Here is the output of dput() for the head of the dataset:

structure(
  list(
    participant = c("L001", "L001", "L002", "L002", "L016", "L016"),
    task = c("T05", "T12", "T05", "T12", "T05", "T12"),
    language = c("French", "French", "French", "French", "French", "French"),
    Duration = c(8823, 46275, 2459, 38193, 20488, 160970),
    CA.presence = c("Presence", "Presence", "Presence", "Presence", "Presence", "Presence")
  ),
  class = c("grouped_df", "tbl_df", "tbl", "data.frame"),
  row.names = c(NA, -6L), groups = structure(
    list(
      participant = c("L001", "L001", "L002", "L002", "L016", "L016"),
      task = c("T05", "T12", "T05", "T12", "T05", "T12"),
      .rows = structure(list(
        1L, 2L, 3L, 4L, 5L, 6L
      ), ptype = integer(0), class = c(
        "vctrs_list_of",
        "vctrs_vctr", "list"
      ))
    ),
    class = c("tbl_df", "tbl", "data.frame"),
    row.names = c(NA, -6L), .drop = TRUE
  )
)
1

There are 1 best solutions below

2
stefan On

Ordering the bars in each facet individually requires some effort and a helper column. First, instead of relying on position="fill" compute the percentage shares manually. Second, arrange your dataset by task, by CA.Presence such that the "Presence" Category comes first (Note: I converted CA.Presence to a factor to make this easier) and finally by the (just created) share of duration column. Third, create a helper column as the interaction of task and participant. Fourth, convert to a factor with the order set according to the order in the (re-arranged) data for which I use forcats::fct_inorder. Fifth, map this new column on y (or x if your prefer using coord_flip). Finally, get rid of the task part in the axis labels:

In general, you could use reorder to create a factor ordered by the value of a numeric variable. Your case is a bit special as you want to reorder by one category of a stacked barchart (and one category of the faceting variable??). To this end we could use a small trick, which means to use an ifelse to set the values for the other categories to zero for the reordering and use FUN=sum. Using this trick I reordered participants according to the value for "Presence" category for task "TO5".

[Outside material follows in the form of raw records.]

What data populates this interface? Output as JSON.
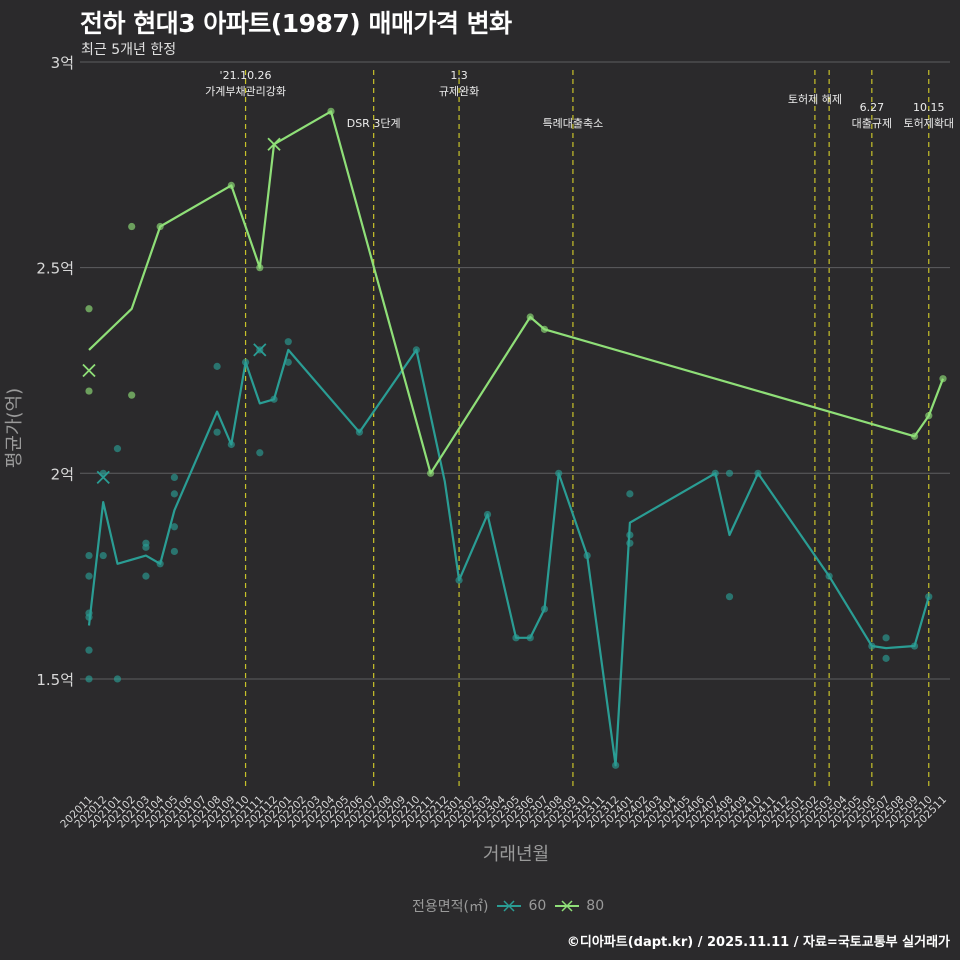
{
  "title": "전하 현대3 아파트(1987) 매매가격 변화",
  "subtitle": "최근 5개년 한정",
  "footer": "©디아파트(dapt.kr) / 2025.11.11 / 자료=국토교통부 실거래가",
  "legend": {
    "title": "전용면적(㎡)",
    "items": [
      {
        "label": "60",
        "color": "#2a9d94"
      },
      {
        "label": "80",
        "color": "#8fdf78"
      }
    ]
  },
  "chart_data": {
    "type": "line",
    "title": "전하 현대3 아파트(1987) 매매가격 변화",
    "xlabel": "거래년월",
    "ylabel": "평균가(억)",
    "ylim": [
      1.23,
      3.0
    ],
    "yticks": [
      1.5,
      2.0,
      2.5,
      3.0
    ],
    "ytick_labels": [
      "1.5억",
      "2억",
      "2.5억",
      "3억"
    ],
    "grid": true,
    "legend_position": "bottom",
    "categories": [
      "202011",
      "202012",
      "202101",
      "202102",
      "202103",
      "202104",
      "202105",
      "202106",
      "202107",
      "202108",
      "202109",
      "202110",
      "202111",
      "202112",
      "202201",
      "202202",
      "202203",
      "202204",
      "202205",
      "202206",
      "202207",
      "202208",
      "202209",
      "202210",
      "202211",
      "202212",
      "202301",
      "202302",
      "202303",
      "202304",
      "202305",
      "202306",
      "202307",
      "202308",
      "202309",
      "202310",
      "202311",
      "202312",
      "202401",
      "202402",
      "202403",
      "202404",
      "202405",
      "202406",
      "202407",
      "202408",
      "202409",
      "202410",
      "202411",
      "202412",
      "202501",
      "202502",
      "202503",
      "202504",
      "202505",
      "202506",
      "202507",
      "202508",
      "202509",
      "202510",
      "202511"
    ],
    "events": [
      {
        "x": "202110",
        "label": "'21.10.26\n가계부채관리강화",
        "row": 1
      },
      {
        "x": "202207",
        "label": "DSR 3단계",
        "row": 3
      },
      {
        "x": "202301",
        "label": "1.3\n규제완화",
        "row": 1
      },
      {
        "x": "202309",
        "label": "특례대출축소",
        "row": 3
      },
      {
        "x": "202502",
        "label": "토허제 해제",
        "row": 2
      },
      {
        "x": "202503",
        "label": "",
        "row": 2
      },
      {
        "x": "202506",
        "label": "6.27\n대출규제",
        "row": 3
      },
      {
        "x": "202510",
        "label": "10.15\n토허제확대",
        "row": 3
      }
    ],
    "series": [
      {
        "name": "60",
        "color": "#2a9d94",
        "line": [
          [
            "202011",
            1.63
          ],
          [
            "202012",
            1.93
          ],
          [
            "202101",
            1.78
          ],
          [
            "202103",
            1.8
          ],
          [
            "202104",
            1.78
          ],
          [
            "202105",
            1.91
          ],
          [
            "202108",
            2.15
          ],
          [
            "202109",
            2.07
          ],
          [
            "202110",
            2.27
          ],
          [
            "202111",
            2.17
          ],
          [
            "202112",
            2.18
          ],
          [
            "202201",
            2.3
          ],
          [
            "202206",
            2.1
          ],
          [
            "202210",
            2.3
          ],
          [
            "202212",
            1.98
          ],
          [
            "202301",
            1.74
          ],
          [
            "202303",
            1.9
          ],
          [
            "202305",
            1.6
          ],
          [
            "202306",
            1.6
          ],
          [
            "202307",
            1.67
          ],
          [
            "202308",
            2.0
          ],
          [
            "202310",
            1.8
          ],
          [
            "202312",
            1.29
          ],
          [
            "202401",
            1.88
          ],
          [
            "202407",
            2.0
          ],
          [
            "202408",
            1.85
          ],
          [
            "202410",
            2.0
          ],
          [
            "202503",
            1.75
          ],
          [
            "202506",
            1.58
          ],
          [
            "202507",
            1.575
          ],
          [
            "202509",
            1.58
          ],
          [
            "202510",
            1.7
          ]
        ],
        "points": [
          [
            "202011",
            1.5
          ],
          [
            "202011",
            1.57
          ],
          [
            "202011",
            1.65
          ],
          [
            "202011",
            1.66
          ],
          [
            "202011",
            1.75
          ],
          [
            "202011",
            1.8
          ],
          [
            "202012",
            1.8
          ],
          [
            "202012",
            2.0
          ],
          [
            "202101",
            1.5
          ],
          [
            "202101",
            2.06
          ],
          [
            "202103",
            1.75
          ],
          [
            "202103",
            1.82
          ],
          [
            "202103",
            1.83
          ],
          [
            "202104",
            1.78
          ],
          [
            "202105",
            1.81
          ],
          [
            "202105",
            1.87
          ],
          [
            "202105",
            1.95
          ],
          [
            "202105",
            1.99
          ],
          [
            "202108",
            2.1
          ],
          [
            "202108",
            2.26
          ],
          [
            "202109",
            2.07
          ],
          [
            "202110",
            2.27
          ],
          [
            "202111",
            2.05
          ],
          [
            "202111",
            2.3
          ],
          [
            "202112",
            2.18
          ],
          [
            "202201",
            2.27
          ],
          [
            "202201",
            2.32
          ],
          [
            "202206",
            2.1
          ],
          [
            "202210",
            2.3
          ],
          [
            "202301",
            1.74
          ],
          [
            "202303",
            1.9
          ],
          [
            "202305",
            1.6
          ],
          [
            "202306",
            1.6
          ],
          [
            "202307",
            1.67
          ],
          [
            "202308",
            2.0
          ],
          [
            "202310",
            1.8
          ],
          [
            "202312",
            1.29
          ],
          [
            "202401",
            1.83
          ],
          [
            "202401",
            1.85
          ],
          [
            "202401",
            1.95
          ],
          [
            "202407",
            2.0
          ],
          [
            "202408",
            1.7
          ],
          [
            "202408",
            2.0
          ],
          [
            "202410",
            2.0
          ],
          [
            "202503",
            1.75
          ],
          [
            "202506",
            1.58
          ],
          [
            "202507",
            1.55
          ],
          [
            "202507",
            1.6
          ],
          [
            "202509",
            1.58
          ],
          [
            "202510",
            1.7
          ]
        ],
        "x_marks": [
          [
            "202012",
            1.99
          ],
          [
            "202111",
            2.3
          ]
        ]
      },
      {
        "name": "80",
        "color": "#8fdf78",
        "line": [
          [
            "202011",
            2.3
          ],
          [
            "202102",
            2.4
          ],
          [
            "202104",
            2.6
          ],
          [
            "202109",
            2.7
          ],
          [
            "202111",
            2.5
          ],
          [
            "202112",
            2.8
          ],
          [
            "202204",
            2.88
          ],
          [
            "202211",
            2.0
          ],
          [
            "202306",
            2.38
          ],
          [
            "202307",
            2.35
          ],
          [
            "202509",
            2.09
          ],
          [
            "202510",
            2.14
          ],
          [
            "202511",
            2.23
          ]
        ],
        "points": [
          [
            "202011",
            2.2
          ],
          [
            "202011",
            2.4
          ],
          [
            "202102",
            2.19
          ],
          [
            "202102",
            2.6
          ],
          [
            "202104",
            2.6
          ],
          [
            "202109",
            2.7
          ],
          [
            "202111",
            2.5
          ],
          [
            "202204",
            2.88
          ],
          [
            "202211",
            2.0
          ],
          [
            "202306",
            2.38
          ],
          [
            "202307",
            2.35
          ],
          [
            "202509",
            2.09
          ],
          [
            "202510",
            2.14
          ],
          [
            "202511",
            2.23
          ]
        ],
        "x_marks": [
          [
            "202011",
            2.25
          ],
          [
            "202112",
            2.8
          ]
        ]
      }
    ]
  }
}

As your example data contained only of the CA.presence categories I created some fake example data:

set.seed(123)

CA_presence <- expand.grid(
  participant = c("L001", "L002", "L016", "L004", "L005"),
  task = c("T05", "T12"),
  CA.presence = c("Presence", "Possible presence", "Absence")
) |>
  transform(
    Duration = rnorm(30, 20000, 5000)
  )

library(ggplot2)
library(dplyr, warn=FALSE)

CA_presence <- CA_presence |>
  mutate(
    CA.presence = factor(
      CA.presence, rev(c("Presence", "Possible presence", "Absence"))
    )
  ) |> 
  mutate(
    duration_share = Duration / sum(Duration), 
    .by = c(task, participant)
  ) |> 
  # Order by Task, Presence first and Duration ascending
  arrange(task, desc(CA.presence), desc(duration_share)) |> 
  # Create a helper column to be mapped on y
  mutate(
    group = paste(task, participant, sep = "."),
    group = forcats::fct_inorder(group)
  )

CA_presence |>
  ggplot(aes(
    fill = CA.presence,
    x = duration_share,
    y = group,
    label = scales::percent(duration_share)
  )) +
  geom_col(
    width = .7, position = "fill"
  ) +
  scale_x_continuous(labels = scales::label_percent()) +
  # Remove the task part from the labels
  scale_y_discrete(labels = \(x) gsub("^.*?\\.", "", x)) +
  facet_wrap(~task, scales = "free_y") +
  labs(
    x = "Proportion of discourse time",
    y = "Participant",
    fill = "CA presence",
    title = "Presence of CA in the dataset"
  ) +
  theme(axis.text = element_text(size = 10)) +
  theme(axis.title = element_text(size = 10)) +
  theme(plot.title = element_text(size = 15, hjust = 0.5)) +
  theme(legend.text = element_text(size = 10)) +
  theme(strip.text.x = element_text(size = 13)) +
  scale_fill_brewer(palette = "Greens")